The work of the 70s depicted a landscape created by those only interested in the bottom line – the profit margin – and then moving on to the results of this uncaring greed in the rubbish dump. These photographs might be shot with a hyaline coolness, but it goes far beyond the irony often ascribed to him. It could, in its way, be called protest photography.

And then, from the mid-80s onwards, Lewis addressing the influence of technology upon ecology and society: “The blurred interaction,” as he termed it, “of humans and machines and taking us deeply into ambiguous cyberworlds.”

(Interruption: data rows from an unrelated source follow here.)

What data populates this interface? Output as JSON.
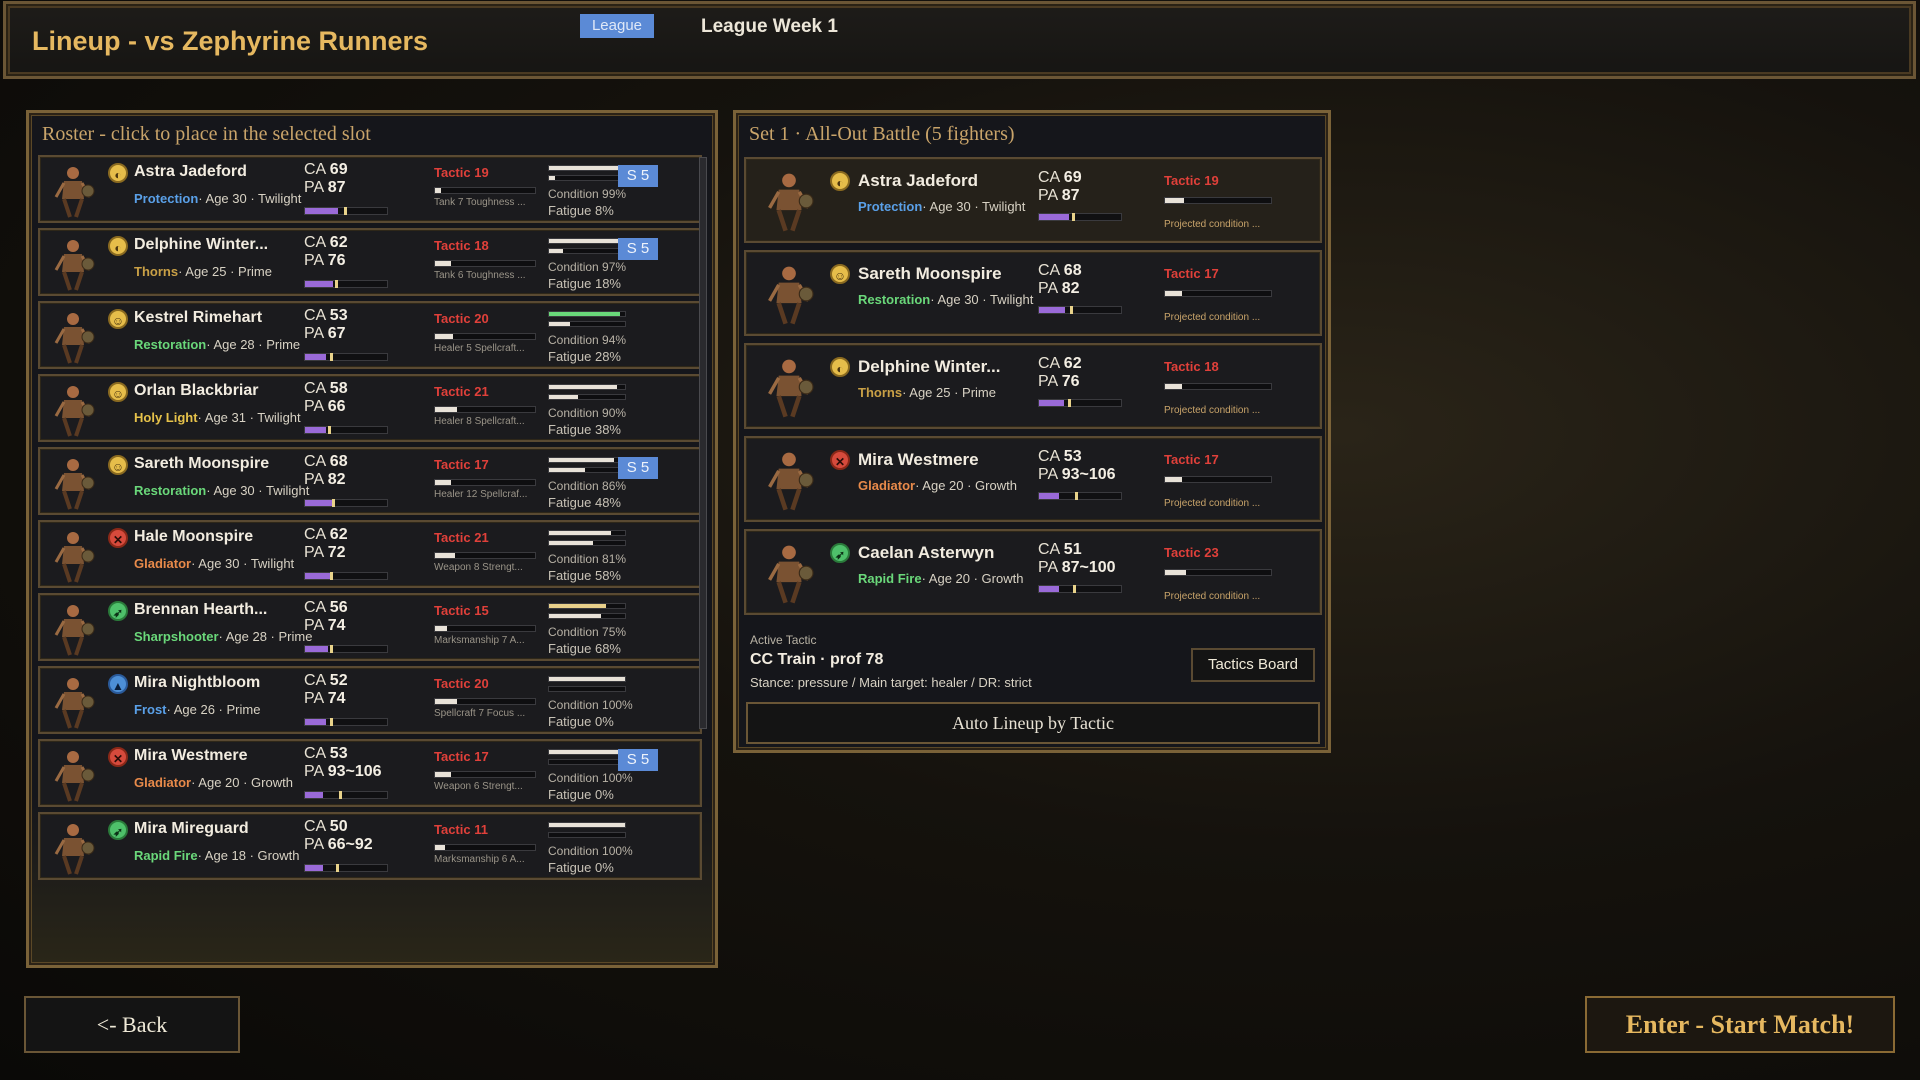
{
  "header": {
    "title": "Lineup - vs Zephyrine Runners",
    "badge": "League",
    "week": "League Week 1"
  },
  "roster": {
    "heading": "Roster - click to place in the selected slot",
    "players": [
      {
        "name": "Astra Jadeford",
        "role": "Protection",
        "role_color": "#5aa0e8",
        "icon": "shield-icon",
        "icon_class": "pi-gold",
        "icon_glyph": "◐",
        "sub": "· Age 30 · Twilight",
        "ca": "69",
        "pa": "87",
        "ca_frac": 0.4,
        "pa_frac": 0.47,
        "tactic": "Tactic 19",
        "tactic_frac": 0.06,
        "tnote": "Tank 7 Toughness ...",
        "cond": "Condition 99%",
        "cond_frac": 0.99,
        "cond_color": "#e8e2d8",
        "fat": "Fatigue 8%",
        "badge": "S 5"
      },
      {
        "name": "Delphine Winter...",
        "role": "Thorns",
        "role_color": "#c9a046",
        "icon": "shield-icon",
        "icon_class": "pi-gold",
        "icon_glyph": "◐",
        "sub": "· Age 25 · Prime",
        "ca": "62",
        "pa": "76",
        "ca_frac": 0.34,
        "pa_frac": 0.37,
        "tactic": "Tactic 18",
        "tactic_frac": 0.16,
        "tnote": "Tank 6 Toughness ...",
        "cond": "Condition 97%",
        "cond_frac": 0.97,
        "cond_color": "#e8e2d8",
        "fat": "Fatigue 18%",
        "badge": "S 5"
      },
      {
        "name": "Kestrel Rimehart",
        "role": "Restoration",
        "role_color": "#6ad87a",
        "icon": "heal-icon",
        "icon_class": "pi-gold",
        "icon_glyph": "☺",
        "sub": "· Age 28 · Prime",
        "ca": "53",
        "pa": "67",
        "ca_frac": 0.26,
        "pa_frac": 0.3,
        "tactic": "Tactic 20",
        "tactic_frac": 0.18,
        "tnote": "Healer 5 Spellcraft...",
        "cond": "Condition 94%",
        "cond_frac": 0.94,
        "cond_color": "#6ad87a",
        "fat": "Fatigue 28%",
        "badge": ""
      },
      {
        "name": "Orlan Blackbriar",
        "role": "Holy Light",
        "role_color": "#e6c24a",
        "icon": "heal-icon",
        "icon_class": "pi-gold",
        "icon_glyph": "☺",
        "sub": "· Age 31 · Twilight",
        "ca": "58",
        "pa": "66",
        "ca_frac": 0.26,
        "pa_frac": 0.28,
        "tactic": "Tactic 21",
        "tactic_frac": 0.22,
        "tnote": "Healer 8 Spellcraft...",
        "cond": "Condition 90%",
        "cond_frac": 0.9,
        "cond_color": "#e8e2d8",
        "fat": "Fatigue 38%",
        "badge": ""
      },
      {
        "name": "Sareth Moonspire",
        "role": "Restoration",
        "role_color": "#6ad87a",
        "icon": "heal-icon",
        "icon_class": "pi-gold",
        "icon_glyph": "☺",
        "sub": "· Age 30 · Twilight",
        "ca": "68",
        "pa": "82",
        "ca_frac": 0.34,
        "pa_frac": 0.33,
        "tactic": "Tactic 17",
        "tactic_frac": 0.16,
        "tnote": "Healer 12 Spellcraf...",
        "cond": "Condition 86%",
        "cond_frac": 0.86,
        "cond_color": "#e8e2d8",
        "fat": "Fatigue 48%",
        "badge": "S 5"
      },
      {
        "name": "Hale Moonspire",
        "role": "Gladiator",
        "role_color": "#e88a4a",
        "icon": "crossed-swords-icon",
        "icon_class": "pi-red",
        "icon_glyph": "✕",
        "sub": "· Age 30 · Twilight",
        "ca": "62",
        "pa": "72",
        "ca_frac": 0.3,
        "pa_frac": 0.3,
        "tactic": "Tactic 21",
        "tactic_frac": 0.2,
        "tnote": "Weapon 8 Strengt...",
        "cond": "Condition 81%",
        "cond_frac": 0.81,
        "cond_color": "#e8e2d8",
        "fat": "Fatigue 58%",
        "badge": ""
      },
      {
        "name": "Brennan Hearth...",
        "role": "Sharpshooter",
        "role_color": "#6ad87a",
        "icon": "bow-icon",
        "icon_class": "pi-green",
        "icon_glyph": "➶",
        "sub": "· Age 28 · Prime",
        "ca": "56",
        "pa": "74",
        "ca_frac": 0.28,
        "pa_frac": 0.3,
        "tactic": "Tactic 15",
        "tactic_frac": 0.12,
        "tnote": "Marksmanship 7 A...",
        "cond": "Condition 75%",
        "cond_frac": 0.75,
        "cond_color": "#e8d08a",
        "fat": "Fatigue 68%",
        "badge": ""
      },
      {
        "name": "Mira Nightbloom",
        "role": "Frost",
        "role_color": "#5aa0e8",
        "icon": "frost-icon",
        "icon_class": "pi-blue",
        "icon_glyph": "▲",
        "sub": "· Age 26 · Prime",
        "ca": "52",
        "pa": "74",
        "ca_frac": 0.26,
        "pa_frac": 0.3,
        "tactic": "Tactic 20",
        "tactic_frac": 0.22,
        "tnote": "Spellcraft 7 Focus ...",
        "cond": "Condition 100%",
        "cond_frac": 1.0,
        "cond_color": "#e8e2d8",
        "fat": "Fatigue 0%",
        "badge": ""
      },
      {
        "name": "Mira Westmere",
        "role": "Gladiator",
        "role_color": "#e88a4a",
        "icon": "crossed-swords-icon",
        "icon_class": "pi-red",
        "icon_glyph": "✕",
        "sub": "· Age 20 · Growth",
        "ca": "53",
        "pa": "93~106",
        "ca_frac": 0.22,
        "pa_frac": 0.42,
        "tactic": "Tactic 17",
        "tactic_frac": 0.16,
        "tnote": "Weapon 6 Strengt...",
        "cond": "Condition 100%",
        "cond_frac": 1.0,
        "cond_color": "#e8e2d8",
        "fat": "Fatigue 0%",
        "badge": "S 5"
      },
      {
        "name": "Mira Mireguard",
        "role": "Rapid Fire",
        "role_color": "#6ad87a",
        "icon": "bow-icon",
        "icon_class": "pi-green",
        "icon_glyph": "➶",
        "sub": "· Age 18 · Growth",
        "ca": "50",
        "pa": "66~92",
        "ca_frac": 0.22,
        "pa_frac": 0.38,
        "tactic": "Tactic 11",
        "tactic_frac": 0.1,
        "tnote": "Marksmanship 6 A...",
        "cond": "Condition 100%",
        "cond_frac": 1.0,
        "cond_color": "#e8e2d8",
        "fat": "Fatigue 0%",
        "badge": ""
      }
    ]
  },
  "set": {
    "heading": "Set 1 · All-Out Battle (5 fighters)",
    "fighters": [
      {
        "name": "Astra Jadeford",
        "role": "Protection",
        "role_color": "#5aa0e8",
        "icon": "shield-icon",
        "icon_class": "pi-gold",
        "icon_glyph": "◐",
        "sub": "· Age 30 · Twilight",
        "ca": "69",
        "pa": "87",
        "ca_frac": 0.36,
        "pa_frac": 0.4,
        "tactic": "Tactic 19",
        "tactic_frac": 0.18,
        "proj": "Projected condition ..."
      },
      {
        "name": "Sareth Moonspire",
        "role": "Restoration",
        "role_color": "#6ad87a",
        "icon": "heal-icon",
        "icon_class": "pi-gold",
        "icon_glyph": "☺",
        "sub": "· Age 30 · Twilight",
        "ca": "68",
        "pa": "82",
        "ca_frac": 0.32,
        "pa_frac": 0.38,
        "tactic": "Tactic 17",
        "tactic_frac": 0.16,
        "proj": "Projected condition ..."
      },
      {
        "name": "Delphine Winter...",
        "role": "Thorns",
        "role_color": "#c9a046",
        "icon": "shield-icon",
        "icon_class": "pi-gold",
        "icon_glyph": "◐",
        "sub": "· Age 25 · Prime",
        "ca": "62",
        "pa": "76",
        "ca_frac": 0.3,
        "pa_frac": 0.35,
        "tactic": "Tactic 18",
        "tactic_frac": 0.16,
        "proj": "Projected condition ..."
      },
      {
        "name": "Mira Westmere",
        "role": "Gladiator",
        "role_color": "#e88a4a",
        "icon": "crossed-swords-icon",
        "icon_class": "pi-red",
        "icon_glyph": "✕",
        "sub": "· Age 20 · Growth",
        "ca": "53",
        "pa": "93~106",
        "ca_frac": 0.24,
        "pa_frac": 0.44,
        "tactic": "Tactic 17",
        "tactic_frac": 0.16,
        "proj": "Projected condition ..."
      },
      {
        "name": "Caelan Asterwyn",
        "role": "Rapid Fire",
        "role_color": "#6ad87a",
        "icon": "bow-icon",
        "icon_class": "pi-green",
        "icon_glyph": "➶",
        "sub": "· Age 20 · Growth",
        "ca": "51",
        "pa": "87~100",
        "ca_frac": 0.24,
        "pa_frac": 0.42,
        "tactic": "Tactic 23",
        "tactic_frac": 0.2,
        "proj": "Projected condition ..."
      }
    ],
    "active_label": "Active Tactic",
    "active_name": "CC Train · prof 78",
    "active_desc": "Stance: pressure / Main target: healer / DR: strict",
    "tactics_button": "Tactics Board",
    "auto_button": "Auto Lineup by Tactic"
  },
  "footer": {
    "back": "<- Back",
    "start": "Enter - Start Match!"
  }
}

The work was very different in concept, generally in the form of large-scale colour installations such as Docile Bodies (1995), and The Politics of Bacteria (1995) and Ronde de Nuit (1993), an installation some 11.5 metres wide by 2.5 metres high. But as Matthew Witkovsky has written, Baltz’s essential concerns remained the same. He was exercised from the beginning: “Over the cancerous spread of our industrially manufactured habitat and how the elements of manufacture can be used to standardize, control, and oppress the inhabitants—ourselves.”

The impact of the 1970s and early 80s work, especially his classic book trio, The New Industrial Parks Near Irvine California (1974), Park City (1980), and San Quentin Point (1986), was so overwhelming that perhaps his later work has been somewhat underestimated. But that will surely change. It will inevitably be reassessed and its quality appreciated as its concerns become more and more self-evident and pertinent.

As a final point, it should be pointed out that Lewis was no slouch in the theoretical department. Texts, a collection of essays and writings published by Steidl in 2012, is essential reading for anyone interested in contemporary art and photography.

It might be a cliché perhaps, and said all too often without much justification – but in this case it can be asserted with complete confidence. In the death of Lewis Baltz, the photographic world has lost a truly major figure.